Missing records when using BulkProcessor (Java High Level Rest Client)

Hi,

I use BulkProcessor to index records. I see that some of the records are missing when doing bulk indexing. I don't see any Exception or Errors, also, in afterBulk callback there are no failures. BulkProcessor is singleton spring bean so, I don't explicitly call awaitAndClose or flush. It would be of great help if somebody helps in guiding me to resolve the issue.

this.bulkProcessor = BulkProcessor.builder(
(request, bulkListener) -> esClient.bulkAsync(request, RequestOptions.DEFAULT, bulkListener),
new BulkProcessor.Listener() {
@Override
public void beforeBulk(long executionId, BulkRequest request) {
logger.debug("going to execute bulk of {} requests", request.numberOfActions());
}

        @Override
        public void afterBulk(long executionId, BulkRequest request, BulkResponse response) {
            logger.debug("bulk executed {} failures", response.hasFailures() ? "with" : "without");
        }

        @Override
        public void afterBulk(long executionId, BulkRequest request, Throwable failure) {
            logger.warn("error while executing bulk", failure);
        }
    })
    .setBulkActions(1000)
    .setFlushInterval(TimeValue.timeValueSeconds(5))
    .build();						}

You probably need to close the bulk processor before exiting your application if your application is stopped at some point.

Our's is a continuous running application, which keeps indexing data as and when some event occurs. We will not be explicitly stopping the application, unless there is a deployment needed. Also, I call close on bulkprocessor when spring bean is about to be destroyed by the spring container.

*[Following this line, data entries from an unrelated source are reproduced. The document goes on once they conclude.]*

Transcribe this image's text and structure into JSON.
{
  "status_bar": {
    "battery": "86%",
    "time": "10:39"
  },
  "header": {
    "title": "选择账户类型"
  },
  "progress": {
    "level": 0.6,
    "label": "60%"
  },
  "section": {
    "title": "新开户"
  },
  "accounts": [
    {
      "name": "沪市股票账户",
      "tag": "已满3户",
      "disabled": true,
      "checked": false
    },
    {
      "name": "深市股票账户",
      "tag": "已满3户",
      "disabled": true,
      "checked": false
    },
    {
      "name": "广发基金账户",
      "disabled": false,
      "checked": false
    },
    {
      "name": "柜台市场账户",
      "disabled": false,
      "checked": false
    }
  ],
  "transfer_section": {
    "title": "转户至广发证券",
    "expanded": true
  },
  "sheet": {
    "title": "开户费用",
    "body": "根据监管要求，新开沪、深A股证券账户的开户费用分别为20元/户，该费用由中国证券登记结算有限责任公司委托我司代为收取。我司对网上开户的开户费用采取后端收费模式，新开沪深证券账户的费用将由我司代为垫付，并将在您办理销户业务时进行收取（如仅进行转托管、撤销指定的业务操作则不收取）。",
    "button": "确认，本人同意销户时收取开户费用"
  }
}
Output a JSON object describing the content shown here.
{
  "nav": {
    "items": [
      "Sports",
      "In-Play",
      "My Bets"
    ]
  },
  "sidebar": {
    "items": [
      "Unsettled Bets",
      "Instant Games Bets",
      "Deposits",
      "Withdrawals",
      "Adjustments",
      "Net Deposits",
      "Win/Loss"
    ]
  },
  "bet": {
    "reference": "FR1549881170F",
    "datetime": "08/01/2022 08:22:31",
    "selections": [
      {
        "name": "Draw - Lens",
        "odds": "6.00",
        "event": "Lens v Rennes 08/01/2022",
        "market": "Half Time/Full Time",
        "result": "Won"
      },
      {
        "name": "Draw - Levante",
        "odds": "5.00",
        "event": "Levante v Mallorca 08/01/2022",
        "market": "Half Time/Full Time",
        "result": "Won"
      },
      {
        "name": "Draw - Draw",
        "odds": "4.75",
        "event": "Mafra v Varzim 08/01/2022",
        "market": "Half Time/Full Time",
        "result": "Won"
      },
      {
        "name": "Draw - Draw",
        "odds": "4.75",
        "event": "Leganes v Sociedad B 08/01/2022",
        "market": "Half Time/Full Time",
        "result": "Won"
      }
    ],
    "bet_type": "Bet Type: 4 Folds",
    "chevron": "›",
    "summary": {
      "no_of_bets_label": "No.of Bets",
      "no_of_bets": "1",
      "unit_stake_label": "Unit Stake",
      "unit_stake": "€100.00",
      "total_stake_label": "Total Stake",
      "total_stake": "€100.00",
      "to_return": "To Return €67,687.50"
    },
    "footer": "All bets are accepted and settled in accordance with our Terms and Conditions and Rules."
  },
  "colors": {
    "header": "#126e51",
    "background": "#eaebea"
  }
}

One of the observation is if the application is running only one node then there are no missing records, but If I have my application running on multiple nodes, then I see that the records are missing.

The code you shared seems ok though. So it might be something else.
How are you checking for missing records?

For a given requestId I get the count from both elasticsearch as well as my database, both of them are not matching

POST /data_v1/_count
{
"query": {
"bool": {"must": [
{"term": {
"requestId": {
"value": "8f0bcc60-0b91-11ea-a375-1b01714de23a"
}
}}
]}
}
}

Are you waiting for the refresh to happen before calling this?
Or any chance you have duplicated Ids?

yes, I wait for refresh to happen before this. There is no chance of duplicate ids as this is working on single node.

Could you share the code part where you are adding the index request to the BulkProcessor ?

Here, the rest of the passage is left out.